As for the icing, I use fresh ricotta from the deli. It’s quite dry and not like what you get in the tubs. If you can’t find dry ricotta, you will need to put the ricotta in a strainer lined with a clean cloth/muslin, and drain it in the fridge for 12-24 hours. In this case, buy more ricotta because you will lose quantity when you drain it. Very important – the ricotta must be dry or the icing will be sloppy. There is only a thin amount between layers so that there is enough to pipe the stars. I didn’t have any trouble piping with the ricotta I use. Let me know if there is anything else I can help you with. 🙂
My daughter requested a Cannoli cake for her birthday so being I am the family baker I came across you recipe and decided to to make it for her instead of buying one. It was a big surprise and a bigger hit as well. I ran into two minor issues for a otherwise perfect cake.

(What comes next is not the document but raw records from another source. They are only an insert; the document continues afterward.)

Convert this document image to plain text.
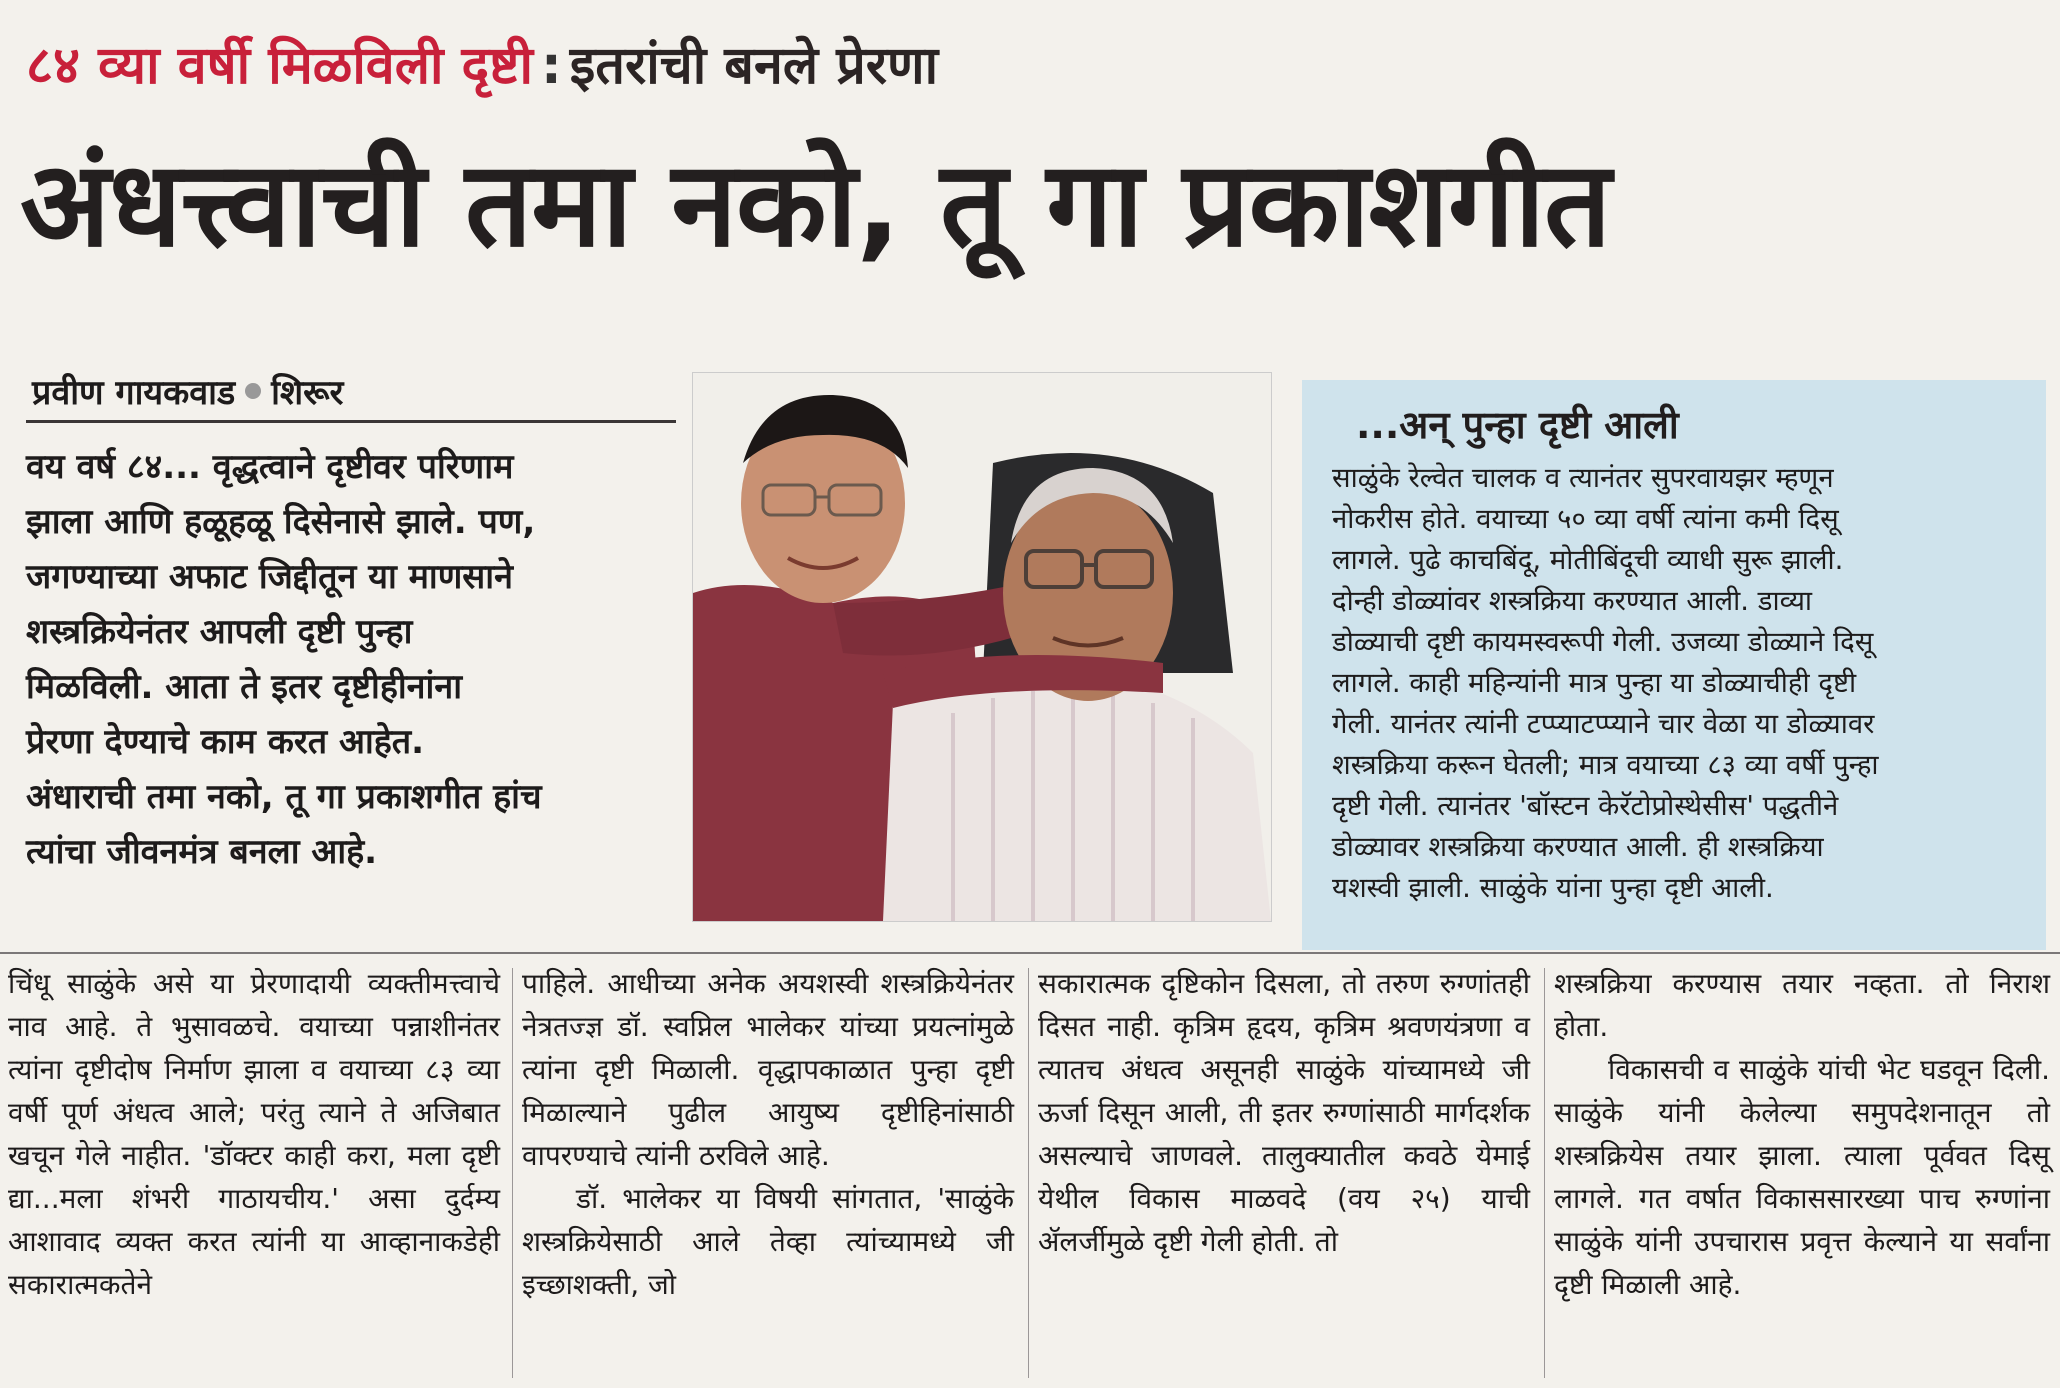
८४ व्या वर्षी मिळविली दृष्टी : इतरांची बनले प्रेरणा
अंधत्त्वाची तमा नको, तू गा प्रकाशगीत
प्रवीण गायकवाड शिरूर

वय वर्ष ८४... वृद्धत्वाने दृष्टीवर परिणाम

झाला आणि हळूहळू दिसेनासे झाले. पण,

जगण्याच्या अफाट जिद्दीतून या माणसाने

शस्त्रक्रियेनंतर आपली दृष्टी पुन्हा

मिळविली. आता ते इतर दृष्टीहीनांना

प्रेरणा देण्याचे काम करत आहेत.

अंधाराची तमा नको, तू गा प्रकाशगीत हांच

त्यांचा जीवनमंत्र बनला आहे.

...अन् पुन्हा दृष्टी आली

साळुंके रेल्वेत चालक व त्यानंतर सुपरवायझर म्हणून

नोकरीस होते. वयाच्या ५० व्या वर्षी त्यांना कमी दिसू

लागले. पुढे काचबिंदू, मोतीबिंदूची व्याधी सुरू झाली.

दोन्ही डोळ्यांवर शस्त्रक्रिया करण्यात आली. डाव्या

डोळ्याची दृष्टी कायमस्वरूपी गेली. उजव्या डोळ्याने दिसू

लागले. काही महिन्यांनी मात्र पुन्हा या डोळ्याचीही दृष्टी

गेली. यानंतर त्यांनी टप्प्याटप्प्याने चार वेळा या डोळ्यावर

शस्त्रक्रिया करून घेतली; मात्र वयाच्या ८३ व्या वर्षी पुन्हा

दृष्टी गेली. त्यानंतर 'बॉस्टन केरॅटोप्रोस्थेसीस' पद्धतीने

डोळ्यावर शस्त्रक्रिया करण्यात आली. ही शस्त्रक्रिया

यशस्वी झाली. साळुंके यांना पुन्हा दृष्टी आली.

चिंधू साळुंके असे या प्रेरणादायी व्यक्तीमत्त्वाचे नाव आहे. ते भुसावळचे. वयाच्या पन्नाशीनंतर त्यांना दृष्टीदोष निर्माण झाला व वयाच्या ८३ व्या वर्षी पूर्ण अंधत्व आले; परंतु त्याने ते अजिबात खचून गेले नाहीत. 'डॉक्टर काही करा, मला दृष्टी द्या...मला शंभरी गाठायचीय.' असा दुर्दम्य आशावाद व्यक्त करत त्यांनी या आव्हानाकडेही सकारात्मकतेने

पाहिले. आधीच्या अनेक अयशस्वी शस्त्रक्रियेनंतर नेत्रतज्ज्ञ डॉ. स्वप्निल भालेकर यांच्या प्रयत्नांमुळे त्यांना दृष्टी मिळाली. वृद्धापकाळात पुन्हा दृष्टी मिळाल्याने पुढील आयुष्य दृष्टीहिनांसाठी वापरण्याचे त्यांनी ठरविले आहे.

डॉ. भालेकर या विषयी सांगतात, 'साळुंके शस्त्रक्रियेसाठी आले तेव्हा त्यांच्यामध्ये जी इच्छाशक्ती, जो

सकारात्मक दृष्टिकोन दिसला, तो तरुण रुग्णांतही दिसत नाही. कृत्रिम हृदय, कृत्रिम श्रवणयंत्रणा व त्यातच अंधत्व असूनही साळुंके यांच्यामध्ये जी ऊर्जा दिसून आली, ती इतर रुग्णांसाठी मार्गदर्शक असल्याचे जाणवले. तालुक्यातील कवठे येमाई येथील विकास माळवदे (वय २५) याची ॲलर्जीमुळे दृष्टी गेली होती. तो

शस्त्रक्रिया करण्यास तयार नव्हता. तो निराश होता.

विकासची व साळुंके यांची भेट घडवून दिली. साळुंके यांनी केलेल्या समुपदेशनातून तो शस्त्रक्रियेस तयार झाला. त्याला पूर्ववत दिसू लागले. गत वर्षात विकाससारख्या पाच रुग्णांना साळुंके यांनी उपचारास प्रवृत्त केल्याने या सर्वांना दृष्टी मिळाली आहे.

I used Wilton Cake Strips for a even rise no dome finish which worked out well except the cake took about 50 minutes to bake and did not come out of the pan as cleanly as it does without using the strips. Not the first time i’ve had that problem using the strips. Yes I did grease/flour the pans and use parchment as directed. Other issue was I ran a bit short on the Ricotta frosting. I purchased a 32 ounce container thinking 3 1/2 cups equals 28 ounces by weight (8 oz per cup) looks like it was meant to be by volume not weight. so after all was said and done I was a tad short for the top hence no piped stars in-between the cannolis. Everyone was happy and well fed with cake. Everyone (all 7 of us) had a nice size piece and plenty left over. Great recipe and when I make it again, i’ll forego the cake strips and get more ricotta! Thanks for the amazing recipe! P.S. I did the pictures but don’t see where I can upload them here for you and all to see.
Hello Mike! I’m so glad you enjoyed the cake. I’d love to see the photos but I’m not sure how I can add that function into the comments (it would be great and I’m going to look into that). I have never used Wilton Cake Strips so I’m not sure why that would happen. As for the ricotta frosting, I’m pretty sure the measurements are correct but the frosting is spread thinly on the outside of the cake. Maybe that’s why you were a bit short – I also used fresh ricotta from the deli counter. Overall, it sounds like it was a great hit and your family loved it as much as my family does. So glad you daughter got a homemade cake for her birthday – I always think that’s so special! Take care and thanks for commenting!
I haven’t had a cannoli cake in years and of course, it wasn’t nearly as pretty as yours it and I’m sure yours tastes as great as it looks.
Wow, quite a project but this cake looks fantastic. A true work of art!
Such a fabulous cake! My family loves cannoli. They would go bonkers over this cake!
Chella which brand of cake flour do you use?
This cake looks amazing!
wow I am drooling over this gorgeous looking layered cake! You have done an excellent job, Marcellina.
Thank you, Angie! You are always so kind!